Supreme Court dismisses road tender appeal
SWAKOPMUND
24 August 2017 | Justice
An appeal submitted to the Supreme Court by an unsuccessful tenderer in the N$990 million tender for the construction of the freeway between Swakopmund and Walvis Bay has been dismissed.
Acting judge of appeal Theo Frank found in his judgement that the High Court should have concluded that the award of the tender to the third respondent (Unik Construction Engineering Namibia, and its Namibian joint-venture partner, Thohi Construction) was invalid, as a fair process was not followed. In spite of this, Frank did not overturn the High Court’s decision because the project has been proceeding for more than a year and the probable consequences involved in substituting Unik with another bidder will not be just and equitable.
In his judgement in the High Court, acting judge Collins Parker found that the court would be overstretching without justification, its power to control the administrative decision making of the Roads Authority (RA) if it were to interfere with its decision to award the tender to Unik.

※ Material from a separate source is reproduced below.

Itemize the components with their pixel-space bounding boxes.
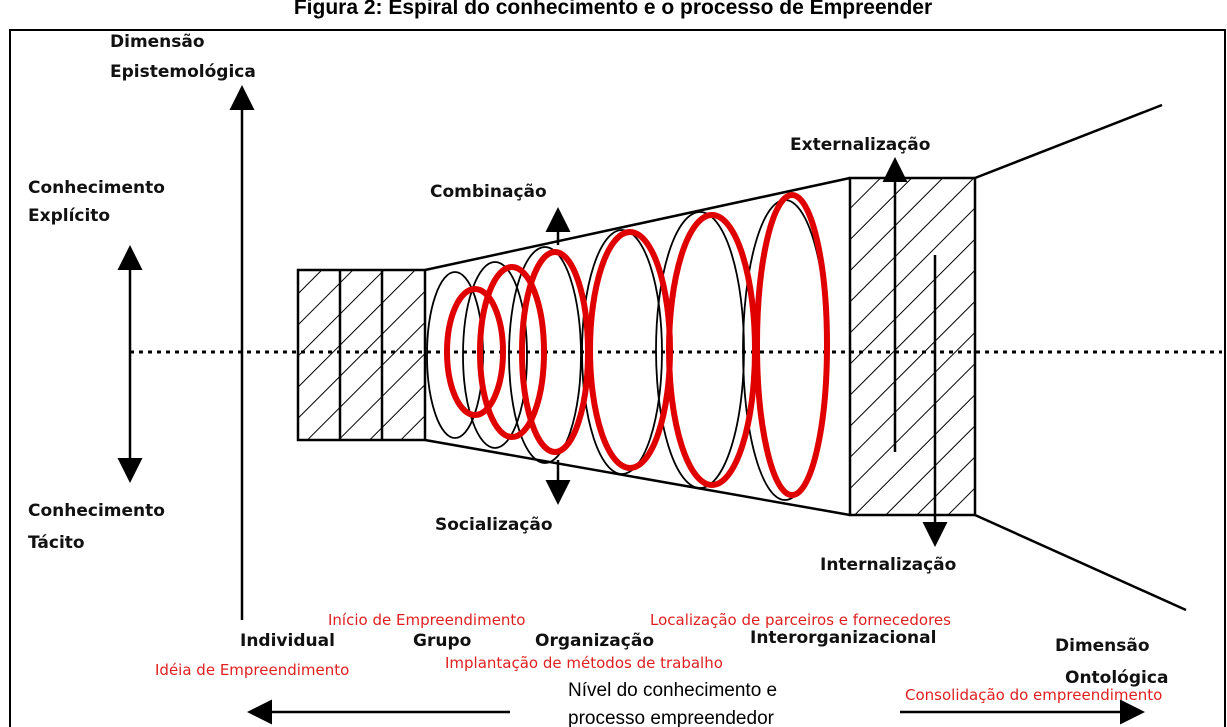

Parker found that the RA’ decision not to award the tender to the appellant, China Henan International Cooperation Group (Chico) and its Namibian joint venture partner Octagon Construction, was fully justified.
The RA’s Technical Evaluation Committee (TEC) evaluated all the tenders which qualified. The TEC made recommendations to the RA’s Board Tender Committee (BTC) to award tender to Chico. The BTC however, rejected the recommendations and awarded the tender to Unik.
Chico claimed that there is no justification for the acceptance of Unik’s tender which is almost N$67 million more expensive than its own tender bid. The applicant claimed there is no reason why the state should bear such a huge price difference, when there are no compelling considerations such as preference point systems to justify the huge additional cost to the state.
The applicant further asked the court not to remit the tender to the board tender committee for reconsideration, but to award them the tender.
In his judgement, Frank however found that neither Chico nor Unik was involved in any improper conduct in respect of their bids or in relation to the process leading up to the award of the tender to Unik.
“There is thus no culpable conduct on the part of either of them. They put in their bids and awaited the outcome of the process. The nature of the impugned acts by the Board do not involve serious misdemeanours such as fraud, bias or improper purpose but can rather be typified as administrative missteps,” said Frank.
He also found that Chico’s tender was a compliant one and was determined to be the ‘preferred bidder’.
“Even assuming that appellant is still prepared to execute the tender, a year later and only in respect of the balance of the work that still must be performed, one simply does not know what the impact of this would be on the project and the pricing. In these circumstances it would not be correct to simply substitute the appellant for third respondent. Appellant has thus not provided the court with sufficient reasons to deviate from the default remedy,” said Frank.
He ordered that the appellant was substantially successful and respondents should pay the costs. A different cost order was however proposed by the two judges of appeal Elton Hoff and Sylvester Mainga who concurred with his judgement. They rather proposed that the RA and chairperson of the Board be ordered to pay the costs of the appellant.